Nearly €1.8 trillion – about the same as the entire EU budget for the next seven years – is available under its Targeting Longer-Term Refinancing Operations (TLTROs), which consist of negative-interest loans.

As part of its ongoing review, the ECB will look at deploying a green TLTRO. It is of paramount importance that the Bank sees the merit in such an initiative and helps unlock hundreds of billions of euros for renovations. The potential is massive.

Regular banks can also get in on the act. Eurozone residential loans amount to some €4.8 trillion, so lenders could start offering bigger or more attractive mortgages if home owners commit to renovations. This option is particularly good because it would rely on greening existing funds, rather than developing new cash streams.

There is also a source of funding closer to home: personal savings.

The ECB, the Bank of England and other institutions have pointed to the “unprecedented” level of savings that households have achieved over the last 12 months due to the cooling economic effect of the pandemic.

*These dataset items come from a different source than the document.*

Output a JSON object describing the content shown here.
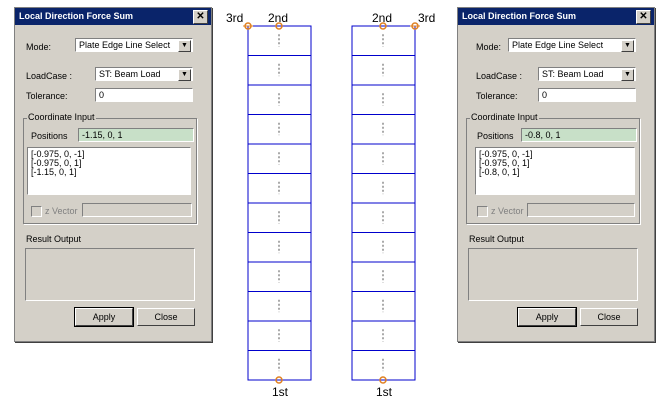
{
  "left_dialog": {
    "title": "Local Direction Force Sum",
    "mode_label": "Mode:",
    "mode_value": "Plate Edge Line Select",
    "loadcase_label": "LoadCase :",
    "loadcase_value": "ST: Beam Load",
    "tolerance_label": "Tolerance:",
    "tolerance_value": "0",
    "coord_group_title": "Coordinate Input",
    "positions_label": "Positions",
    "positions_value": "-1.15, 0, 1",
    "list_items": [
      "[-0.975, 0, -1]",
      "[-0.975, 0, 1]",
      "[-1.15, 0, 1]"
    ],
    "zvector_label": "z Vector",
    "result_label": "Result Output",
    "apply_label": "Apply",
    "close_label": "Close"
  },
  "right_dialog": {
    "title": "Local Direction Force Sum",
    "mode_label": "Mode:",
    "mode_value": "Plate Edge Line Select",
    "loadcase_label": "LoadCase :",
    "loadcase_value": "ST: Beam Load",
    "tolerance_label": "Tolerance:",
    "tolerance_value": "0",
    "coord_group_title": "Coordinate Input",
    "positions_label": "Positions",
    "positions_value": "-0.8, 0, 1",
    "list_items": [
      "[-0.975, 0, -1]",
      "[-0.975, 0, 1]",
      "[-0.8, 0, 1]"
    ],
    "zvector_label": "z Vector",
    "result_label": "Result Output",
    "apply_label": "Apply",
    "close_label": "Close"
  },
  "left_plate": {
    "label_3rd": "3rd",
    "label_2nd": "2nd",
    "label_1st": "1st",
    "rows": 12
  },
  "right_plate": {
    "label_3rd": "3rd",
    "label_2nd": "2nd",
    "label_1st": "1st",
    "rows": 12
  },
  "colors": {
    "grid": "#0000cc",
    "node": "#e08020",
    "dialog_bg": "#d4d0c8",
    "title_bg": "#0a246a",
    "positions_bg": "#c8e0c8"
  }
}
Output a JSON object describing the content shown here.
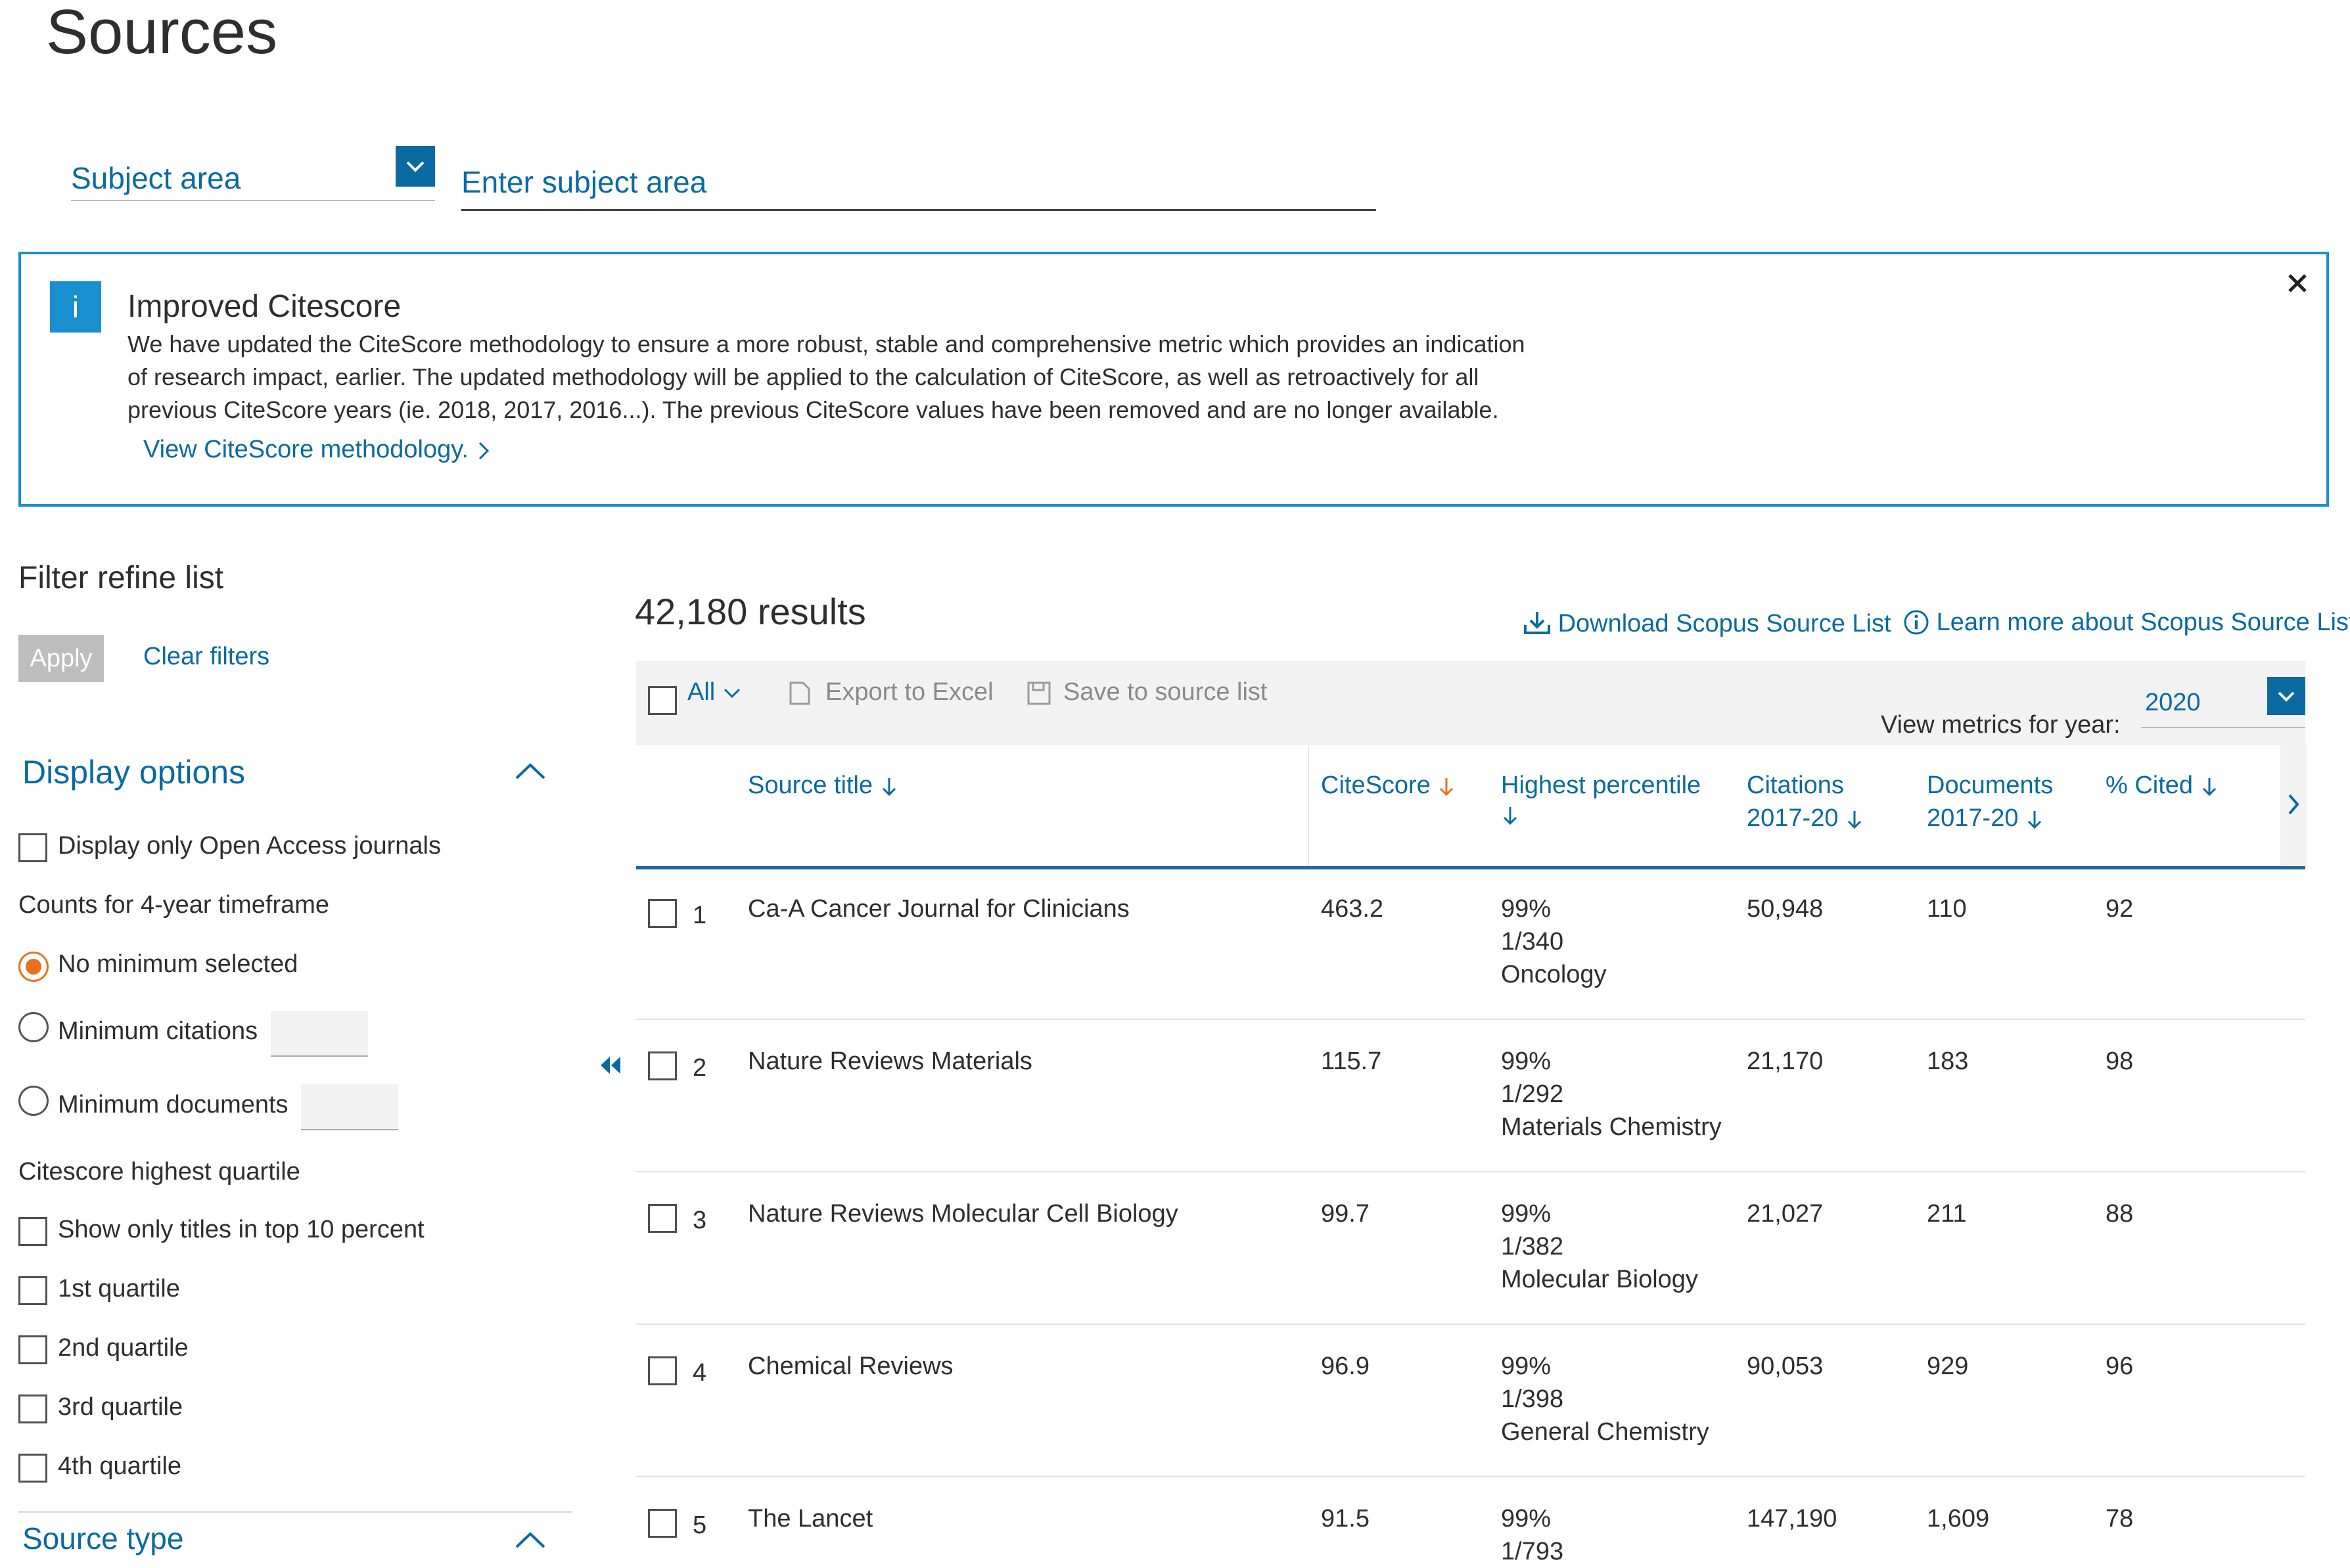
{
  "page": {
    "title": "Sources"
  },
  "subject": {
    "select_label": "Subject area",
    "input_placeholder": "Enter subject area"
  },
  "banner": {
    "info_glyph": "i",
    "title": "Improved Citescore",
    "lines": [
      "We have updated the CiteScore methodology to ensure a more robust, stable and comprehensive metric which provides an indication",
      "of research impact, earlier. The updated methodology will be applied to the calculation of CiteScore, as well as retroactively for all",
      "previous CiteScore years (ie. 2018, 2017, 2016...). The previous CiteScore values have been removed and are no longer available."
    ],
    "link": "View CiteScore methodology."
  },
  "sidebar": {
    "title": "Filter refine list",
    "apply": "Apply",
    "clear": "Clear filters",
    "display_options": "Display options",
    "open_access": "Display only Open Access journals",
    "counts_label": "Counts for 4-year timeframe",
    "radio": {
      "none": "No minimum selected",
      "citations": "Minimum citations",
      "documents": "Minimum documents"
    },
    "quartile_heading": "Citescore highest quartile",
    "quartiles": [
      "Show only titles in top 10 percent",
      "1st quartile",
      "2nd quartile",
      "3rd quartile",
      "4th quartile"
    ],
    "source_type": "Source type"
  },
  "results": {
    "count": "42,180 results",
    "download": "Download Scopus Source List",
    "learn_more": "Learn more about Scopus Source List"
  },
  "toolbar": {
    "all": "All",
    "export": "Export to Excel",
    "save": "Save to source list",
    "metrics_label": "View metrics for year:",
    "year": "2020"
  },
  "columns": {
    "title": "Source title",
    "citescore": "CiteScore",
    "percentile": "Highest percentile",
    "citations": [
      "Citations",
      "2017-20"
    ],
    "documents": [
      "Documents",
      "2017-20"
    ],
    "cited": "% Cited"
  },
  "rows": [
    {
      "num": "1",
      "title": "Ca-A Cancer Journal for Clinicians",
      "citescore": "463.2",
      "pct": "99%",
      "rank": "1/340",
      "field": "Oncology",
      "citations": "50,948",
      "documents": "110",
      "cited": "92"
    },
    {
      "num": "2",
      "title": "Nature Reviews Materials",
      "citescore": "115.7",
      "pct": "99%",
      "rank": "1/292",
      "field": "Materials Chemistry",
      "citations": "21,170",
      "documents": "183",
      "cited": "98"
    },
    {
      "num": "3",
      "title": "Nature Reviews Molecular Cell Biology",
      "citescore": "99.7",
      "pct": "99%",
      "rank": "1/382",
      "field": "Molecular Biology",
      "citations": "21,027",
      "documents": "211",
      "cited": "88"
    },
    {
      "num": "4",
      "title": "Chemical Reviews",
      "citescore": "96.9",
      "pct": "99%",
      "rank": "1/398",
      "field": "General Chemistry",
      "citations": "90,053",
      "documents": "929",
      "cited": "96"
    },
    {
      "num": "5",
      "title": "The Lancet",
      "citescore": "91.5",
      "pct": "99%",
      "rank": "1/793",
      "field": "",
      "citations": "147,190",
      "documents": "1,609",
      "cited": "78"
    }
  ],
  "colors": {
    "link": "#0a6aa1",
    "accent": "#1a8fcf",
    "radio_selected": "#e9711c",
    "sort_active": "#e9711c"
  }
}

Coronavirus should have taught us by now that long-term thinking and sustainable lifestyles are the smart bet, so anyone fortunate enough to have tucked away a little something extra should seriously consider giving their homes or places of business a little TLC.

Please do not misinterpret all of this advice: the task ahead – fuelling cash into renovation projects – is nothing short of Herculean. The buildings sector is a behemoth and the number of moving parts in the financing machine makes the job more complex still.

The bottom line is that it has to happen given the enormous asset value of buildings. Thankfully, we have the tools to get it done but we need to find ways of using these existing funds better.

Legislation like the buildings and energy efficiency directives which will be strengthened once again later this year can also help.

The investment is, quite simply, worth making.